Wednesday, March 9, 2011

Vocab

ebullience (n.) - high spirits; exhilaration; exuberance

"Events at Columbia University and the Chicago convention changed the mood of students from a hope-filled ebullience to a dark, protective aggression."

"The instructor’s ebullience encouraged the students to join her in her high spirits."

The antonym "aggression" suggests that the word ebullience means happy.

indifference (n.)  - Lack of concern or interest; unimportance

"The letter covered seventeen handwritten pages, its tone jumping from self-pity to anger to irony to guilt to a kind of feigned indifference."

"I wish I could say I was indifferent to these blogs that force us to spill our guts to the world."

Using my logic and background knowledge of the word indifferent from my father, I know it means lack of interest.

Catharsis (n.) - the purging of emotions or releasing of emotional tension; especially through some kinds of art.

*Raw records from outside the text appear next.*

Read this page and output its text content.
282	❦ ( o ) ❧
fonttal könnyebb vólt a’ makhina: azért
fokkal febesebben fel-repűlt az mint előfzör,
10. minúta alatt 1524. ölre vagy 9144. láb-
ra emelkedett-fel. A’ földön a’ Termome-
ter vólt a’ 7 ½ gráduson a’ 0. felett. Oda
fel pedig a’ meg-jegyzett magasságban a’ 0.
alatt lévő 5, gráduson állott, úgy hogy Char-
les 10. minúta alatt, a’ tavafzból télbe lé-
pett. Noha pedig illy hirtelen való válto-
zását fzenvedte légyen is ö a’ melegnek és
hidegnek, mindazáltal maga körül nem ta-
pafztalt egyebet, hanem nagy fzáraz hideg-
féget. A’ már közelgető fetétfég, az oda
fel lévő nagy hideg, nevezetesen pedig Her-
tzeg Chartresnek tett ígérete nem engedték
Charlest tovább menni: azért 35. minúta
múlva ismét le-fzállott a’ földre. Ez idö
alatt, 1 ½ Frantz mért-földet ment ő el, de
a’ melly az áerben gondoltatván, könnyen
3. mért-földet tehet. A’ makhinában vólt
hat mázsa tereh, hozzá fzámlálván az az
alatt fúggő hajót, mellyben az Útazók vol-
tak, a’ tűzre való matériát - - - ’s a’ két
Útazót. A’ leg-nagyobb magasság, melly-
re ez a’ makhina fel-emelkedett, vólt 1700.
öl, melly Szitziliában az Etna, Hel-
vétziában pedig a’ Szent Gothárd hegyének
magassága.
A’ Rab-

"Partly catharsis, partly communication, it was a way of grabbing people by the shirt and explaining exactly what had happened to me, how I’d allowed myself to get dragged into a wrong war, all the mistakes I’d made, all the terrible things I had seen and done."

"I use my writing as a form of catharsis to release my thought and opinions without consequence because no one reads my journals."

Using logic I can infer that catharsis mean expression of emotion because O'Brian places further emphasis on explaining his feelings about revealing these occurrences.